Bien sûr, le reste du jeu consiste à enquêter sur différents incidents tout en prenant soin de récupérer les Légions perdus par votre unité, le tout en baignant dans un monde rempli de vie. En effet, l'univers d'Astral Chain est assurément travaillé. Sur le fond déjà, le titre incorpore des espaces ouverts regorgeant de vie et rappelant ce que vous pouvez trouver dans des jeux de rôle. Aussi, la thématique de la chaîne astrale, entre autre métaphore du lien unissant le joueur à son avatar, est assez finement exploitée. Ensuite sur la forme, notamment grâce au cachet si particulier du mangaka Masakau Katsura (Video Giel Ai, Zetman), ici sur le design des personnages.
Un univers réussi

Le principe

Que ce soit en matière de design ou de retranscription de la vie, Astral Chain est une réussite.
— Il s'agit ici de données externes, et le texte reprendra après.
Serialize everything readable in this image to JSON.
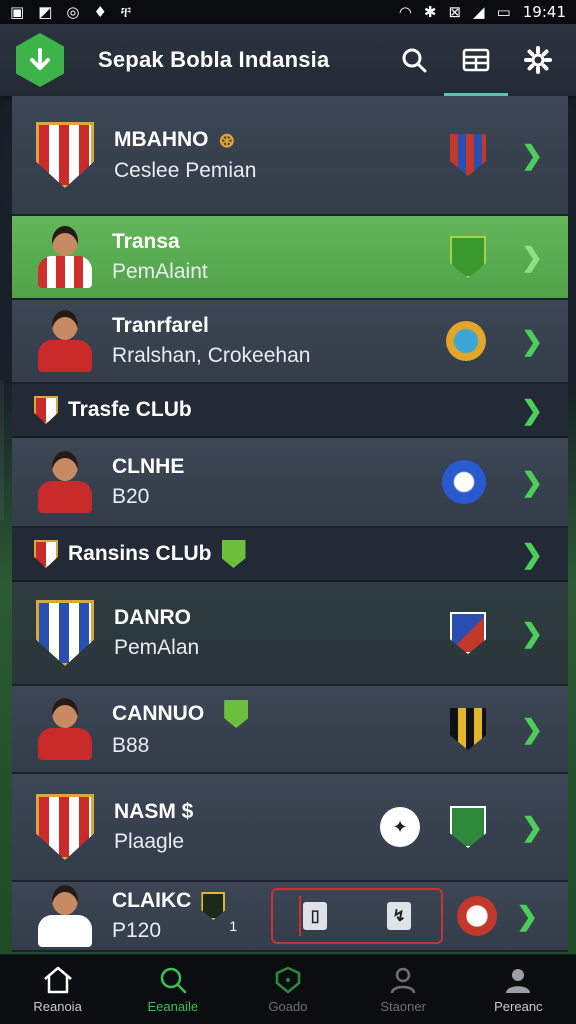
{
  "statusbar": {
    "time": "19:41"
  },
  "header": {
    "title": "Sepak Bobla Indansia",
    "actions": [
      "search-icon",
      "table-icon",
      "settings-icon"
    ]
  },
  "colors": {
    "accent": "#3cb44a",
    "highlight": "#5aac50",
    "chevron": "#4ccf5a",
    "danger": "#c83232"
  },
  "rows": [
    {
      "name": "MBAHNO",
      "sub": "Ceslee Pemian"
    },
    {
      "name": "Transa",
      "sub": "PemAlaint"
    },
    {
      "name": "Tranrfarel",
      "sub": "Rralshan, Crokeehan"
    }
  ],
  "section1": {
    "title": "Trasfe CLUb"
  },
  "row4": {
    "name": "CLNHE",
    "sub": "B20"
  },
  "section2": {
    "title": "Ransins CLUb"
  },
  "row5": {
    "name": "DANRO",
    "sub": "PemAlan"
  },
  "row6": {
    "name": "CANNUO",
    "sub": "B88"
  },
  "row7": {
    "name": "NASM $",
    "sub": "Plaagle"
  },
  "row8": {
    "name": "CLAIKC",
    "sub": "P120",
    "count": "1"
  },
  "nav": [
    {
      "label": "Reanoia"
    },
    {
      "label": "Eeanaile"
    },
    {
      "label": "Goado"
    },
    {
      "label": "Staoner"
    },
    {
      "label": "Pereanc"
    }
  ]
}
Astral Chain propose un gameplay aussi fin que généreux. L'expérience se base sur le lien unissant l'héroïne à sa Légion : la chaîne astrale. Ce qui est formidable, c'est que c'est bien dans ce lien que réside toutes les subtilités de gameplay. En effet, quand vous maintenez une gâchette et déplacez le stick droit, vous déplacez non pas votre personnage mais bel et bien votre Légion. Ainsi, vous pouvez toujours bouger le protagoniste avec le stick de gauche. En résulte des phases particulièrement originales.

En combat, il vous est par exemple possible de contrer un ennemi vous fonçant dessus. Comment ça ? En prévoyant sa trajectoire et en tendant votre lien comme vous le feriez avec une corde. L'ennemi foncera alors dedans et vous et votre légion le ferez valdinguer avant de pouvoir lui asséner des coups une fois au sol. De même, il vous est possible de faire le tour entier d'un ennemi pour le ligoter... et cela marche aussi avec quelques civils récalcitrant lors de missions annexes.
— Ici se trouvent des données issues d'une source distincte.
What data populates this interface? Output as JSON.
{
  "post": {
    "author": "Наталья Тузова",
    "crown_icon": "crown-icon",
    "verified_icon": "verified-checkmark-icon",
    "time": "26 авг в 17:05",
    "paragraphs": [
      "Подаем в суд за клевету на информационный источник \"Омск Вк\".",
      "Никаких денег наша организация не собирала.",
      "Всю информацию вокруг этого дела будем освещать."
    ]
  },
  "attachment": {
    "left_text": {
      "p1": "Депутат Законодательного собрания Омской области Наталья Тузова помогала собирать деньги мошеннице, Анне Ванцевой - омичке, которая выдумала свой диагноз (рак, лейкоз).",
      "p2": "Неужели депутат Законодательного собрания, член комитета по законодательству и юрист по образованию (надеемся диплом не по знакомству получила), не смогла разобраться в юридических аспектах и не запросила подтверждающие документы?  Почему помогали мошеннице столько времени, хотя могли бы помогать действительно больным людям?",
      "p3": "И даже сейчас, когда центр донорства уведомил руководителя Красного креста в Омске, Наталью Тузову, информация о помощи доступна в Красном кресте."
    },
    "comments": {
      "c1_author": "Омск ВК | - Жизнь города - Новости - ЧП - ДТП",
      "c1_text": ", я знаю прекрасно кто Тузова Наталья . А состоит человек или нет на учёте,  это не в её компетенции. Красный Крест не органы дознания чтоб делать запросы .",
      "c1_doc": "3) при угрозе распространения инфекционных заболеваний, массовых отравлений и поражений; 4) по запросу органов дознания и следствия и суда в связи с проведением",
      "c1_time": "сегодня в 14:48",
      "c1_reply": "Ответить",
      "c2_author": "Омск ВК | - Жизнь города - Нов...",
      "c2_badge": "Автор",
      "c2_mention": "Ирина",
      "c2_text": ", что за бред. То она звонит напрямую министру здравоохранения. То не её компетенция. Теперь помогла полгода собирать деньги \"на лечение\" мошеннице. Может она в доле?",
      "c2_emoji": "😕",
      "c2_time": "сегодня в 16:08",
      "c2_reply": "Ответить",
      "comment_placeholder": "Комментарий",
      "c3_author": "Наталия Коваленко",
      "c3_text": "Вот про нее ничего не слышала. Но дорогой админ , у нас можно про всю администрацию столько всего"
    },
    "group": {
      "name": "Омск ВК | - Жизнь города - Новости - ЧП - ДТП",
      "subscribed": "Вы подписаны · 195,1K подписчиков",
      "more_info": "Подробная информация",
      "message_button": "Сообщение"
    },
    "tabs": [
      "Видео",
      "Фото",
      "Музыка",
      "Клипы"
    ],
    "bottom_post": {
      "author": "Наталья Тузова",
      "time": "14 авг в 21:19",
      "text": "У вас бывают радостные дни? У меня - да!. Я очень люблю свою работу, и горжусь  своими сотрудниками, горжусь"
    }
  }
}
Car Astral Chain n'est pas juste un beat'em all. Évidemment qu'il livre sa dose d'action particulièrement grisante, où les coups se multiplient (le tout avec une fluidité irréprochable), mais il incorpore aussi des phases d'enquête, de plateformes et de transition (au QG) servant de bouffées d'air frais. Côté plateformes, il vous est par exemple possible d'envoyer une Légion à un endroit pour ensuite la rejoindre. Ainsi, le principe rappelle la téléportation présente dans Dishonored. Le level design est ici excellent, poussant à l'exploration en vue de trouver des objets ou toutes autres formes de points et monnaies. Petit bémol toutefois : si les Légions ont toutes des compétences spécifiques servant à progresser (à l'instar de Pokémon, une nouvelle entité vous permet par exemple de creuser, de pousser des obstacles, etc.), leur utilisation manque quelque peu de diversité lors des combats. De plus, le titre propose aussi un scanner permettant d'analyser l'environnement, que vous aurez tendance à utiliser presque constamment. Autrement dit et sur ce plan, Astral Chain souffre d'un petit syndrome Arkham Asylum).
De grandes idées et une progression accrocheuse

Servez-vous de ce pilier pour rejoindre la Légion. D'autres permettent de creuser, pister, tirer...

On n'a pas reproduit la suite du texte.